A declaration issued at the end of a three-day meeting listed the initiatives and urged the 57 governments of the Organization of the Islamic Conference (OIC) to facilitate trade and business environments. Delegates called for governments to “consider the establishment of an Islamic Free Trade Agreement through regional and sub-regional FTAs in a step-by-step, time-bound process that would ultimately lead to an Islamic Common Market,” said the declaration.
Co-chairman of the forum, Musa Hitam, said a free trade accord signed by OIC member countries would be a “realistic” step toward achieving an Islamic common market, a long-held vision of the OIC. “That resolution reflects a recognition on the part of the business community of the difficulties, the patience, the care that needs to be paid attention to before we can realize this idea of free trade within the OIC community,” he told reporters.
The forum, which had debated poverty alleviation in Muslim countries, called for a private-sector sponsored World Islamic Economic Development Corporation to promote investment and infrastructure projects in OIC countries.

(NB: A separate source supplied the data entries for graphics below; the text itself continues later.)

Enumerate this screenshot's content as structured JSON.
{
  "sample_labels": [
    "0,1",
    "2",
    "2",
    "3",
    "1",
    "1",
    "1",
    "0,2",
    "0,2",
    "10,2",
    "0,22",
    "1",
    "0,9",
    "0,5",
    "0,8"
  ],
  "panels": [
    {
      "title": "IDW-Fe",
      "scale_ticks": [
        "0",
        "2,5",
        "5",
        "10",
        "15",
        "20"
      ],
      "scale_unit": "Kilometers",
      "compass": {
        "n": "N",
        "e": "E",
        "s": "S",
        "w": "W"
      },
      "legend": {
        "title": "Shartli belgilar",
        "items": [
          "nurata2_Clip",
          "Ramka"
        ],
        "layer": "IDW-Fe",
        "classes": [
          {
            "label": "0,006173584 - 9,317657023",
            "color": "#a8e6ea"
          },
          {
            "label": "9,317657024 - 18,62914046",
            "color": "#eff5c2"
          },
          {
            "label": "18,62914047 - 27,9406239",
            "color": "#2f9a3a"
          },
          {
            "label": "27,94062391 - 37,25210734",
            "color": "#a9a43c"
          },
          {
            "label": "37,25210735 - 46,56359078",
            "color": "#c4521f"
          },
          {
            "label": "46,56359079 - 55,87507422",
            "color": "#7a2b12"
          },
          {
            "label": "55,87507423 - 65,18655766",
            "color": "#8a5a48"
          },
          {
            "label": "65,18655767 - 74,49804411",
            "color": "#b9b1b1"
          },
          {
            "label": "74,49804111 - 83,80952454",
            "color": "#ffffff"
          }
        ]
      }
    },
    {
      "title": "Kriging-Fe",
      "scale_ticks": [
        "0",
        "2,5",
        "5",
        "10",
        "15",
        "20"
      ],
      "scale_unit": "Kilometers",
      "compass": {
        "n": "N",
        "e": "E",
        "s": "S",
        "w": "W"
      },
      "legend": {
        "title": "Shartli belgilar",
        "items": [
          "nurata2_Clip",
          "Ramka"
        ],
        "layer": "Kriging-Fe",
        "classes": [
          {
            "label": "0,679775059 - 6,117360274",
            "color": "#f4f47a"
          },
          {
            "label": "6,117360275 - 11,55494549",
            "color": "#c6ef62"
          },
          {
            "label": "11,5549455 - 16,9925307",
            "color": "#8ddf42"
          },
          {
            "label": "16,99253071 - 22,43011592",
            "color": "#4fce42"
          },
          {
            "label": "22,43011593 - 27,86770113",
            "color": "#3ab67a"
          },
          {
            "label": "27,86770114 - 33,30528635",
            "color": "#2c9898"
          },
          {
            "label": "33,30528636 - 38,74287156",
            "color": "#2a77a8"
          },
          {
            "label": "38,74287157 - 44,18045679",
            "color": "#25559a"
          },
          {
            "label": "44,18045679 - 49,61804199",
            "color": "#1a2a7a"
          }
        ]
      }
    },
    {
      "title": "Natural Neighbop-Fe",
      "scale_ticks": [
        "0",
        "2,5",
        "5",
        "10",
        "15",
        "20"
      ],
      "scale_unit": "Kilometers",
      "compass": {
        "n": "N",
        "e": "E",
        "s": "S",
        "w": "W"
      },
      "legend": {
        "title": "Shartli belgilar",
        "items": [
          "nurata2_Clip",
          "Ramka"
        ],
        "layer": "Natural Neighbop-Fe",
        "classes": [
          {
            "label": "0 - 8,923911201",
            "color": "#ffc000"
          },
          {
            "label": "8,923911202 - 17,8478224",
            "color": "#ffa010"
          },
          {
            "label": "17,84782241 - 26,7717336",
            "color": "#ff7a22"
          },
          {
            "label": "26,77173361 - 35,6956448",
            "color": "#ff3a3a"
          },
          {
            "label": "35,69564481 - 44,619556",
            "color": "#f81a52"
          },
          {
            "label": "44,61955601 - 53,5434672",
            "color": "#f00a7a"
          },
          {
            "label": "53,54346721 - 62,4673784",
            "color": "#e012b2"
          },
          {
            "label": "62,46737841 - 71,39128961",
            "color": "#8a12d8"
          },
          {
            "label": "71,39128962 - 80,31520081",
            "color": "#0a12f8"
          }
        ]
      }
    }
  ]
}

It also floated plans for a global Islamic businesswomen’s network and an education trust to be funded by Muslim entrepreneurs emphasizing science and information technology arenas.
The forum pledged to “establish relevant task forces each led by a prominent Islamic business leader to develop specific practical implementation plans” for the initiatives.
Musa said Muslim business communities had to lead the way in boosting economic cooperation and that the taskforces would meet in six months in Pakistan to assess their progress. The declaration was delivered to Malaysian Prime Minister Abdullah Ahmad Badawi, also the current chairman of the OIC.
Abdullah hailed the forum and urged delegates to step up efforts to promote investment and trade amongst OIC countries, rather than relying on rhetoric. “If we just talk and there is no implementation, nobody will take us seriously,” Abdullah said in a closing speech.
Calling for greater economic cooperation amongst OIC countries, Abdullah said intra-OIC trade made up a paltry six to seven percent of global trade, with many poorer nations left out of the loop. “Member countries often place a heavier emphasis on trade with industrialized, non-OIC countries. Of course, this has led to the poor performance of intra-OIC trade,” he said.